Women's Legislative Caucus Shares 2021 Bill Package to Support Women, Children and Families
Honolulu, Hawaiʻi – As part of its ongoing efforts to protect and enhance the lives of women, children and families in Hawaiʻi, the bipartisan Hawaiʻi Women’s Legislative Caucus (WLC) held a virtual panel discussion on Wednesday, January 27 in partnership with the YWCA of Oʻahu to announce their 2021 legislative package of bills and resolutions.
“As a member of the Hawaiʻi Womenʻs Legislative Caucus, I am proud to introduce this package to safeguard the health, safety and professional protections for women and children in Hawaiʻi. Throughout 2020, we have seen the devastating impact of the pandemic within the home with additional stresses placed on women. These bills and resolutions will provide the necessary support not only for their individual success but for that of their families as well,” said Senator Michelle Kidani.
The package includes five bills including measures to prohibit sex offenders from living near their prior victims or a victim's family; increases the categories of women required to be covered for mammogram screenings; remove the six-month residency requirement prior to seeking divorce in family court; expand the definition of abuse of family or household member to include coercive control; and require each state department to establish a telework and alternative work schedule policy.

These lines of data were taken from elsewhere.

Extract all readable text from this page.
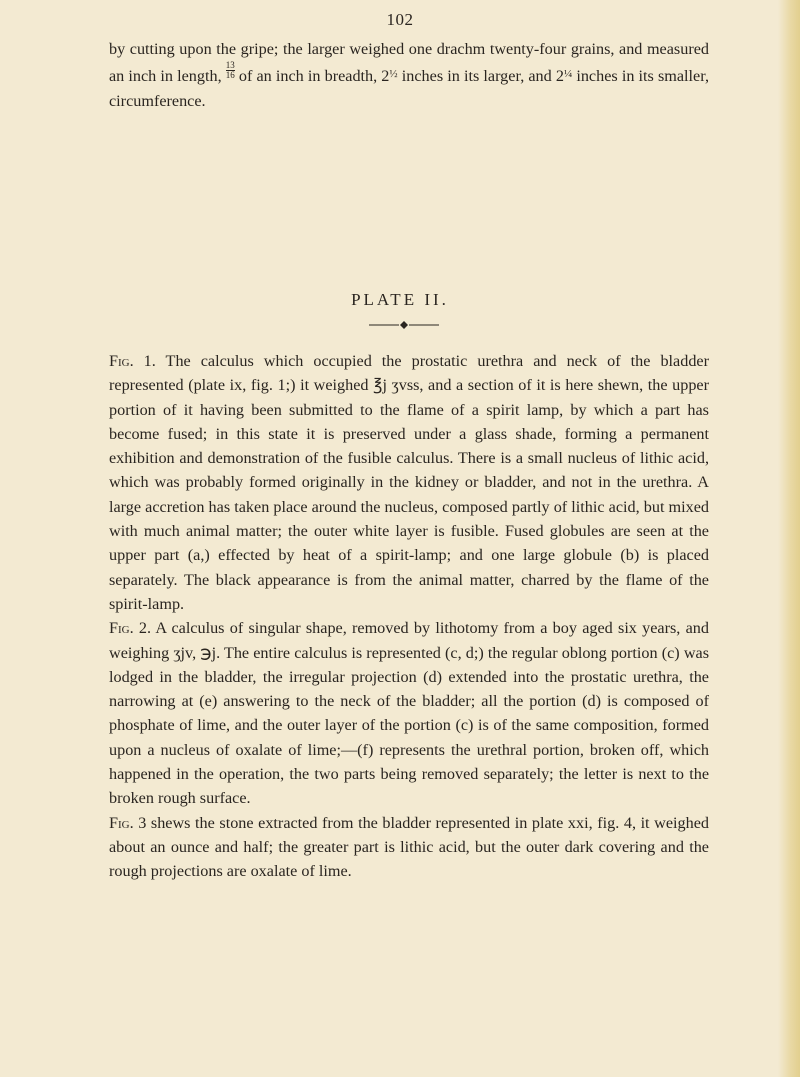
102
by cutting upon the gripe; the larger weighed one drachm twenty-four grains, and measured an inch in length, $\frac{13}{16}$ of an inch in breadth, $2^{\frac{1}{2}}$ inches in its larger, and $2^{\frac{1}{4}}$ inches in its smaller, circumference.
PLATE II.

Fig. 1. The calculus which occupied the prostatic urethra and neck of the bladder represented (plate ix, fig. 1;) it weighed ℥j ʒvss, and a section of it is here shewn, the upper portion of it having been submitted to the flame of a spirit lamp, by which a part has become fused; in this state it is preserved under a glass shade, forming a permanent exhibition and demonstration of the fusible calculus. There is a small nucleus of lithic acid, which was probably formed originally in the kidney or bladder, and not in the urethra. A large accretion has taken place around the nucleus, composed partly of lithic acid, but mixed with much animal matter; the outer white layer is fusible. Fused globules are seen at the upper part (a,) effected by heat of a spirit-lamp; and one large globule (b) is placed separately. The black appearance is from the animal matter, charred by the flame of the spirit-lamp.

Fig. 2. A calculus of singular shape, removed by lithotomy from a boy aged six years, and weighing ʒjv, ℈j. The entire calculus is represented (c, d;) the regular oblong portion (c) was lodged in the bladder, the irregular projection (d) extended into the prostatic urethra, the narrowing at (e) answering to the neck of the bladder; all the portion (d) is composed of phosphate of lime, and the outer layer of the portion (c) is of the same composition, formed upon a nucleus of oxalate of lime;—(f) represents the urethral portion, broken off, which happened in the operation, the two parts being removed separately; the letter is next to the broken rough surface.

Fig. 3 shews the stone extracted from the bladder represented in plate xxi, fig. 4, it weighed about an ounce and half; the greater part is lithic acid, but the outer dark covering and the rough projections are oxalate of lime.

“I look forward to engaging my colleagues on these measures, especially those to expand protections for victims of domestic violence and sexual abuse. The COVID-19 pandemic and resulting lockdowns put many victims in a tenuous situation. These bills will give victims added protection and resources,” said Representative Linda Ichiyama.
The Women’s Legislative Caucus co-conveners for 2021-2022 are Senators Rosalyn Baker (D-6, South and West Maui) and Michelle Kidani (D-18, Mililani Town, portion of Waipi‘o Gentry, Waikele, Village Park, Royal Kunia) and Representatives Lauren Matsumoto (D-45, Schofield, Mokulē‘ia, Waialua, Kunia, Waipio Acres, and Mililani) and Linda Ichiyama (D-32, Moanalua Valley, Salt Lake, and Āliamanu). New co-conveners are elected every two years.

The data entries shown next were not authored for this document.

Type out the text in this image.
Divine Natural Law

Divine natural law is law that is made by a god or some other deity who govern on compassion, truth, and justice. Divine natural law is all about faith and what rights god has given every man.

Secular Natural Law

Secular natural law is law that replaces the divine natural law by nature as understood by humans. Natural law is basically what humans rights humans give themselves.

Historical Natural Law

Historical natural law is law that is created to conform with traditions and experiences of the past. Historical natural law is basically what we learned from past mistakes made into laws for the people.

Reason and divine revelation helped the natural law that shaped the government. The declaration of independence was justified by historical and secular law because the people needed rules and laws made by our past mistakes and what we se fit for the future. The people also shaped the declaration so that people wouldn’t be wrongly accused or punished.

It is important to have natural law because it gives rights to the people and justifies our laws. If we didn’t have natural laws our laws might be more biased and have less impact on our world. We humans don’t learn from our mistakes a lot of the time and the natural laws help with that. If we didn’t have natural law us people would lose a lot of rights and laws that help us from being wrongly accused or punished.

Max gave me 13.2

The House has 16 women Representatives. There are nine women Senators of the 25 members, more than one-third of that body.
The caucus is dedicating its 2021 efforts to former State Representative Cynthia Thielen and her daughter, former State Senator Laura Thielen. Both women left elected office last year and are well known for their contributions to the betterment of women, children and families.
“We are deeply grateful for the many years of service from Rep. Thielen and Sen. Thielen," said Representative Matsumoto. "They represent both the bipartisan spirit and heartfelt passion for improving the lives of women that are the hallmark of the Women’s Legislative Caucus."
The WLC package includes two resolutions.
The resolutions request the Hawaiʻi State Commission on the Status of Women to convene a task force to study missing and murdered Native Hawaiian women and girls; and to convene a task force to address implementation of Hawaiʻi's State Law Corollary to Title IX in light of recent changes to Federal Title IX Regulations.
The caucus is also supporting four additional bills that are not part of the package, due to a limit on the number of bills that can be introduced by a caucus.
The additional bills supported by the caucus would establish the felony offense of importation, sale, or possession of a childlike sex doll; expand the time period for commencing a civil action for childhood sexual abuse; expands the victim-counselor privilege under Rule 505.5 of the Hawaiʻi Rules of Evidence to include confidential advocates employed by the University of Hawaiʻi System; and authorize a prosecution for sex trafficking to be commenced at any time.
“The Women’s Legislative Caucus has always advocated for issues that are important to women and their families,” said Senator Rosalyn Baker. “This year is no different. We will continue to champion efforts to ensure that their voices are heard here at the Legislature.”